Japan is home to many giant creatures, like Godzilla and Gamera, but unlike those enormous legends, the giant salamander is real. This one startled residents when it decided to take a stroll along the Kamogawa River in Kyoto, Japan.

The giant salamanders are rare, as well as nocturnal, according to the Bangkok Post, so they are not often seen. For some reason, this big guy decided to venture onto land on July 4, 2014. When he was spotted on the path by the river, people were alarmed and called police. “Help! It’s a river monster!”

One bystander was brave enough to pull out his cell phone and record the lazy meanderings of the huge creature, and the video quickly became an internet sensation.

According to Doubtful News, the giant salamander can grow up to five feet in length and weigh up to 80 pounds, and this one was pretty close to that size. Its proper name is the ?sansh?uo.

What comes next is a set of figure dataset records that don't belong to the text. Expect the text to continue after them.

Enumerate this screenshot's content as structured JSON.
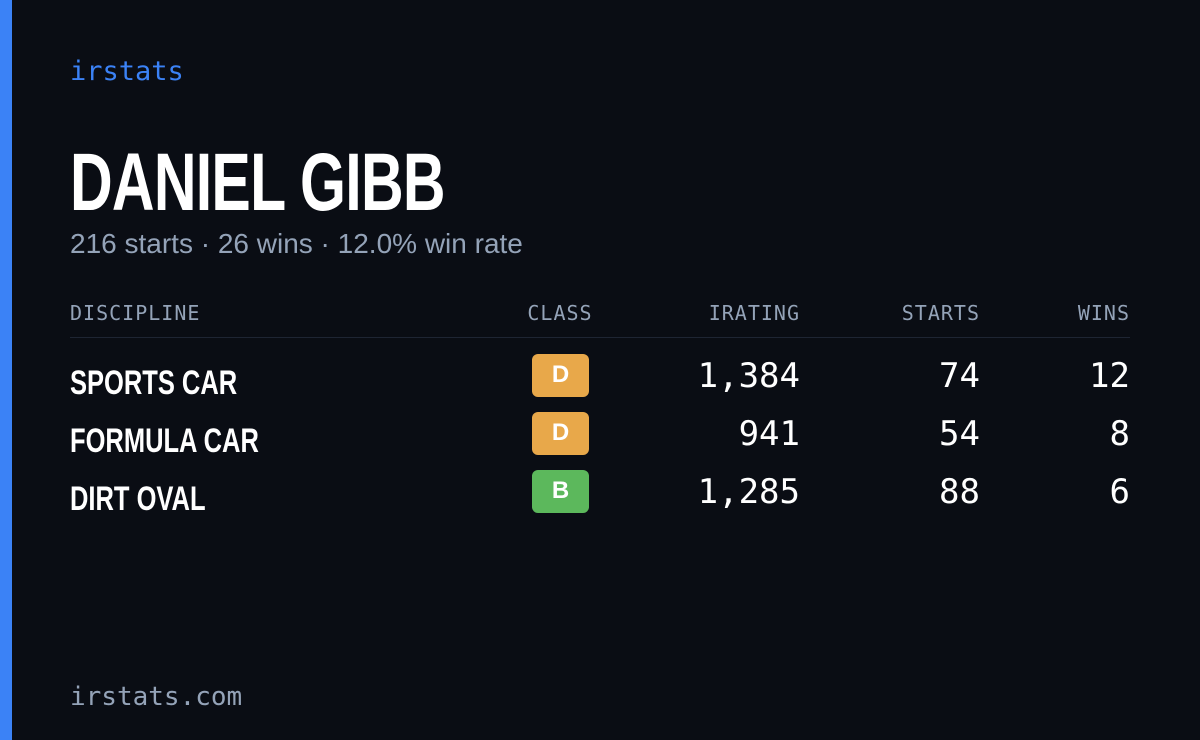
{
  "brand": "irstats",
  "profile": {
    "name": "DANIEL GIBB",
    "summary": "216 starts · 26 wins · 12.0% win rate"
  },
  "table": {
    "headers": [
      "DISCIPLINE",
      "CLASS",
      "IRATING",
      "STARTS",
      "WINS"
    ],
    "rows": [
      {
        "discipline": "SPORTS CAR",
        "class": "D",
        "class_color": "#e8a84a",
        "irating": "1,384",
        "starts": "74",
        "wins": "12"
      },
      {
        "discipline": "FORMULA CAR",
        "class": "D",
        "class_color": "#e8a84a",
        "irating": "941",
        "starts": "54",
        "wins": "8"
      },
      {
        "discipline": "DIRT OVAL",
        "class": "B",
        "class_color": "#5cb85c",
        "irating": "1,285",
        "starts": "88",
        "wins": "6"
      }
    ]
  },
  "footer": "irstats.com"
}
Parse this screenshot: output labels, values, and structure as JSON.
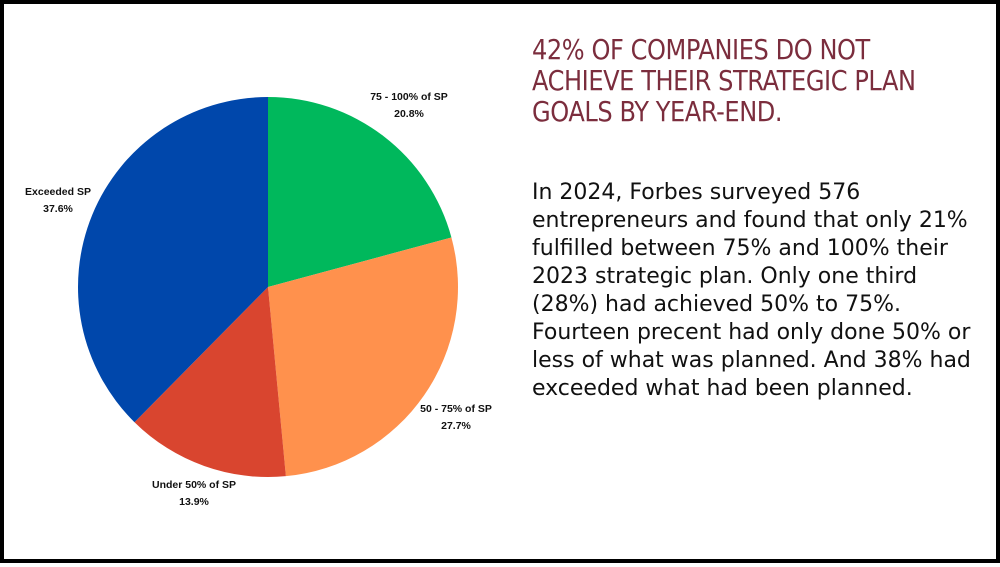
{
  "headline": "42% OF COMPANIES DO NOT ACHIEVE THEIR STRATEGIC PLAN GOALS BY YEAR-END.",
  "body": "In 2024, Forbes surveyed 576 entrepreneurs and found that only 21% fulfilled between 75% and 100% their 2023 strategic plan. Only one third (28%) had achieved 50% to 75%. Fourteen precent had only done 50% or less of what was planned. And 38% had exceeded what had been planned.",
  "colors": {
    "headline": "#7b2d3d",
    "border": "#000000"
  },
  "chart_data": {
    "type": "pie",
    "start_angle_deg": 0,
    "direction": "clockwise",
    "slices": [
      {
        "label": "75 - 100% of SP",
        "value": 20.8,
        "display": "20.8%",
        "color": "#00b85c"
      },
      {
        "label": "50 - 75% of SP",
        "value": 27.7,
        "display": "27.7%",
        "color": "#ff914d"
      },
      {
        "label": "Under 50% of SP",
        "value": 13.9,
        "display": "13.9%",
        "color": "#d9452f"
      },
      {
        "label": "Exceeded SP",
        "value": 37.6,
        "display": "37.6%",
        "color": "#0047ab"
      }
    ]
  }
}
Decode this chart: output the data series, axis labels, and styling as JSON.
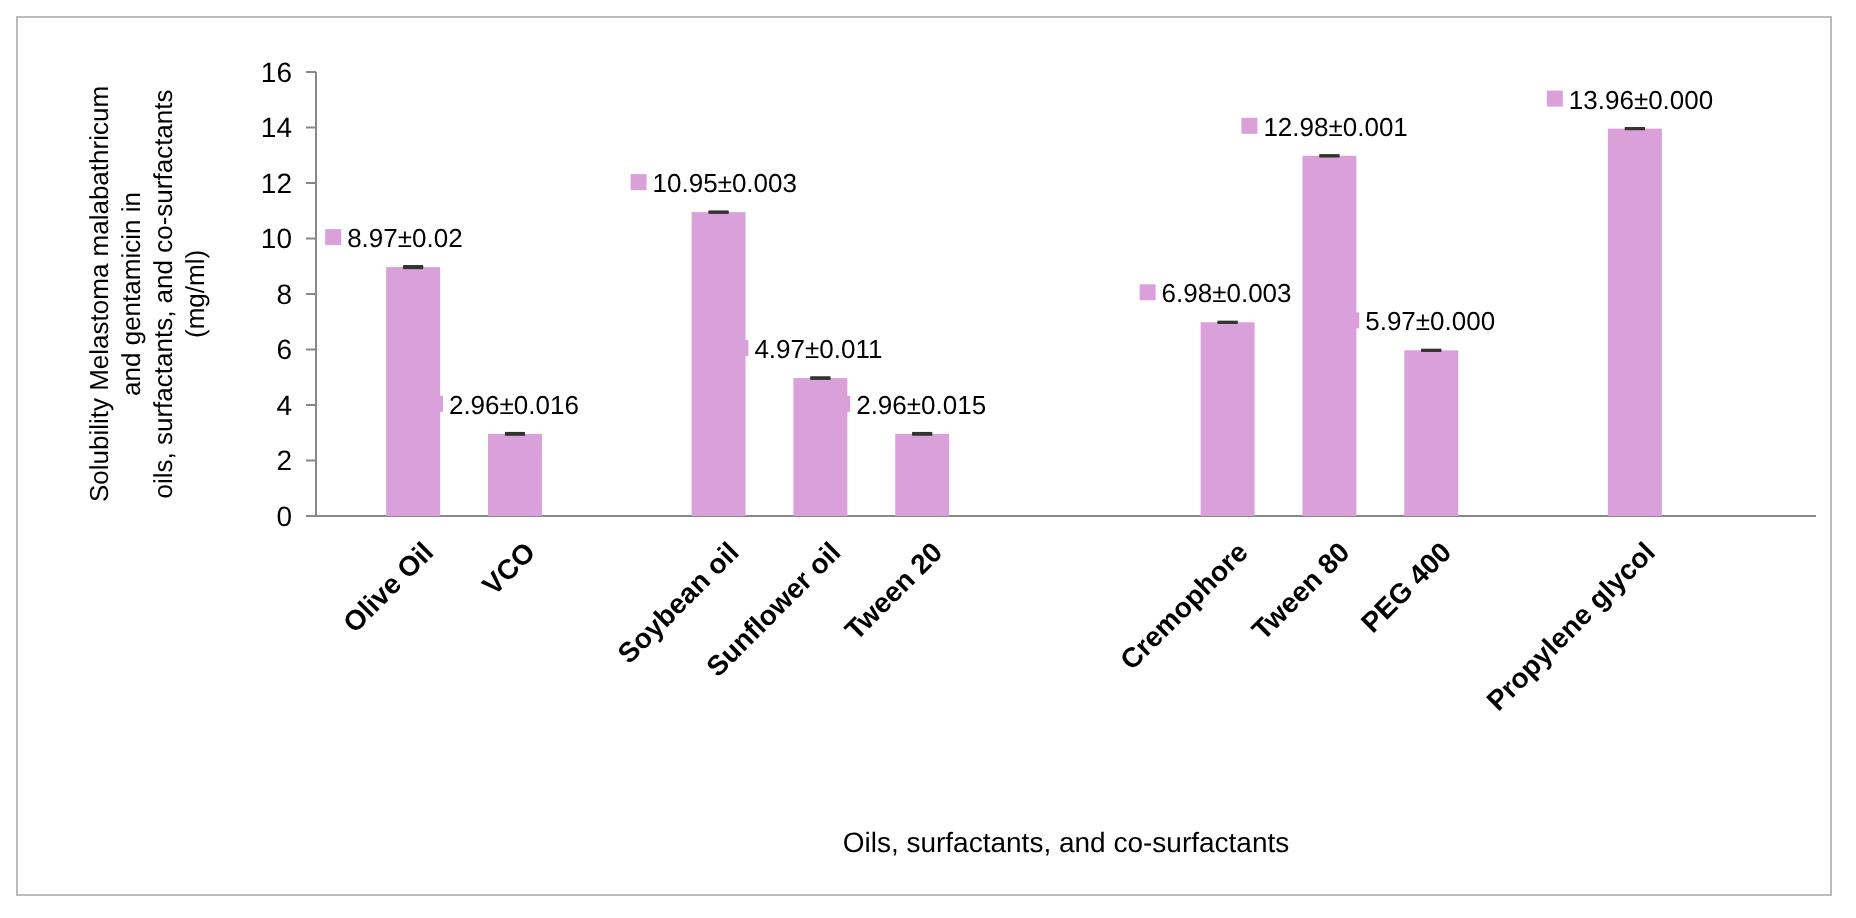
{
  "chart_data": {
    "type": "bar",
    "xlabel": "Oils, surfactants, and co-surfactants",
    "ylabel": "Solubility Melastoma malabathricum\nand gentamicin  in\noils, surfactants, and co-surfactants\n(mg/ml)",
    "categories": [
      "Olive Oil",
      "VCO",
      null,
      "Soybean oil",
      "Sunflower oil",
      "Tween 20",
      null,
      null,
      "Cremophore",
      "Tween 80",
      "PEG 400",
      null,
      "Propylene glycol"
    ],
    "values": [
      8.97,
      2.96,
      null,
      10.95,
      4.97,
      2.96,
      null,
      null,
      6.98,
      12.98,
      5.97,
      null,
      13.96
    ],
    "errors": [
      0.02,
      0.016,
      null,
      0.003,
      0.011,
      0.015,
      null,
      null,
      0.003,
      0.001,
      0.0,
      null,
      0.0
    ],
    "value_labels": [
      "8.97±0.02",
      "2.96±0.016",
      null,
      "10.95±0.003",
      "4.97±0.011",
      "2.96±0.015",
      null,
      null,
      "6.98±0.003",
      "12.98±0.001",
      "5.97±0.000",
      null,
      "13.96±0.000"
    ],
    "color": "#d9a0d9",
    "ylim": [
      0,
      16
    ],
    "yticks": [
      0,
      2,
      4,
      6,
      8,
      10,
      12,
      14,
      16
    ],
    "grid": false
  }
}
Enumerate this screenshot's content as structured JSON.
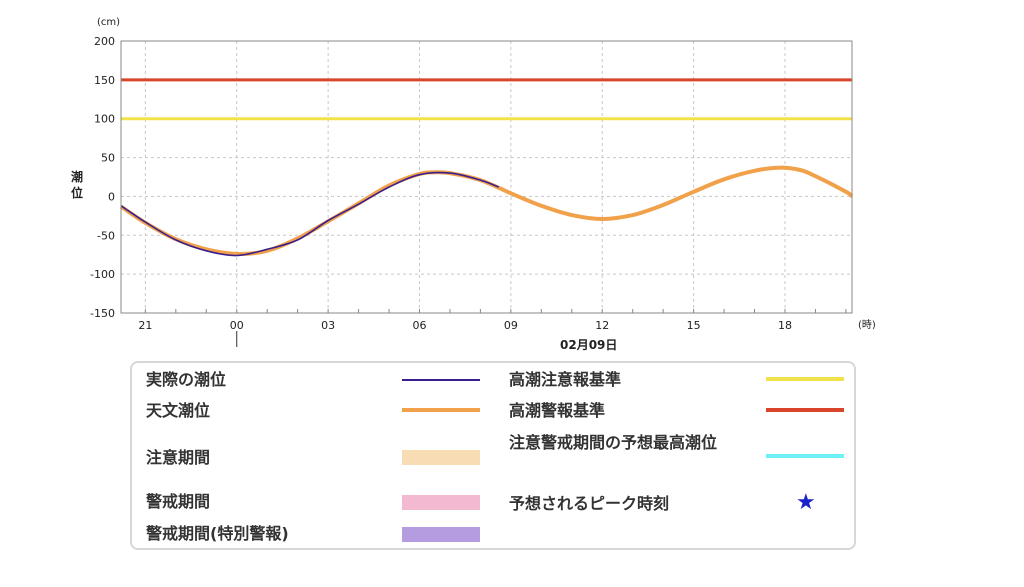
{
  "chart_data": {
    "type": "line",
    "unit_label": "(cm)",
    "ylabel": "潮位",
    "xunit_label": "(時)",
    "date_label": "02月09日",
    "ylim": [
      -150,
      200
    ],
    "yticks": [
      200,
      150,
      100,
      50,
      0,
      -50,
      -100,
      -150
    ],
    "xlim_hours": [
      -3.8,
      20.2
    ],
    "xticks": [
      {
        "hour": -3,
        "label": "21"
      },
      {
        "hour": 0,
        "label": "00"
      },
      {
        "hour": 3,
        "label": "03"
      },
      {
        "hour": 6,
        "label": "06"
      },
      {
        "hour": 9,
        "label": "09"
      },
      {
        "hour": 12,
        "label": "12"
      },
      {
        "hour": 15,
        "label": "15"
      },
      {
        "hour": 18,
        "label": "18"
      }
    ],
    "grid": true,
    "thresholds": [
      {
        "name": "高潮警報基準",
        "value": 150,
        "color": "#d9452b"
      },
      {
        "name": "高潮注意報基準",
        "value": 100,
        "color": "#f2e24a"
      }
    ],
    "series": [
      {
        "name": "天文潮位",
        "color": "#f0a14a",
        "x": [
          -3.8,
          -3,
          -2,
          -1,
          0,
          1,
          2,
          3,
          4,
          5,
          6,
          6.5,
          7,
          8,
          9,
          10,
          11,
          12,
          13,
          14,
          15,
          16,
          17,
          17.8,
          18.5,
          19,
          20,
          20.2
        ],
        "y": [
          -13,
          -34,
          -55,
          -68,
          -74,
          -70,
          -54,
          -32,
          -9,
          14,
          29,
          31,
          30,
          21,
          4,
          -12,
          -24,
          -29,
          -24,
          -11,
          6,
          22,
          33,
          37,
          34,
          26,
          6,
          0
        ]
      },
      {
        "name": "実際の潮位",
        "color": "#3b1f8c",
        "x": [
          -3.8,
          -3,
          -2,
          -1,
          0,
          1,
          2,
          3,
          4,
          5,
          6,
          7,
          8,
          8.6
        ],
        "y": [
          -12,
          -33,
          -56,
          -70,
          -76,
          -68,
          -56,
          -31,
          -10,
          12,
          28,
          30,
          21,
          12
        ]
      }
    ]
  },
  "legend": {
    "actual": {
      "label": "実際の潮位",
      "color": "#3b1f8c"
    },
    "astronomical": {
      "label": "天文潮位",
      "color": "#f0a14a"
    },
    "caution_period": {
      "label": "注意期間",
      "color": "#f8dcb4"
    },
    "warning_period": {
      "label": "警戒期間",
      "color": "#f3b9d1"
    },
    "special_warning_period": {
      "label": "警戒期間(特別警報)",
      "color": "#b59be0"
    },
    "advisory_level": {
      "label": "高潮注意報基準",
      "color": "#f2e24a"
    },
    "warning_level": {
      "label": "高潮警報基準",
      "color": "#d9452b"
    },
    "max_tide": {
      "label": "注意警戒期間の予想最高潮位",
      "color": "#6ef0f7"
    },
    "peak_time": {
      "label": "予想されるピーク時刻",
      "color": "#1a23c9",
      "icon": "star-icon",
      "glyph": "★"
    }
  }
}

They live in cool, clear rivers and are actually a protected species. At one time, their meat was valued as food (“tastes like chicken”). Japanese giant salamanders do not generally venture onto land, which may account for the residents not knowing what it was.

They even have a festival in Japan to celebrate them every August 8 in Okayama.

Wildlife blogger Mark Brazil has spent more than a decade trying to track down the elusive, almost mythical creature. He writes in Japan Visitor that he became obsessed with finding the Japanese giant salamander, an amphibian about which precious little has been written.

He describes a fascinating trait of the salamander that is best read about rather than experienced. Brazil’s first encounter startled the animal, and its physiological response was to turn milky white, excreting an acrid, sticky white substance all over its body. Some say that the smell is similar to Japanese peppers, but that sounds downright pleasant compared to Mark Brazil’s account:

“It was exuding the foulest smell I had ever encountered, a description of which is virtually beyond the English language. Imagine, if you will, the rankest smelling public urinal crossed with the stale smell of certain ‘bodily secretions’ and you are just part way there. I imagined that even diluted in water, that acrid secretion might be enough to deter a potential attacker.”

Fortunately for the onlookers in Kyoto Friday, their giant salamander did not decide to emit any noxious odors as it meandered down the river path.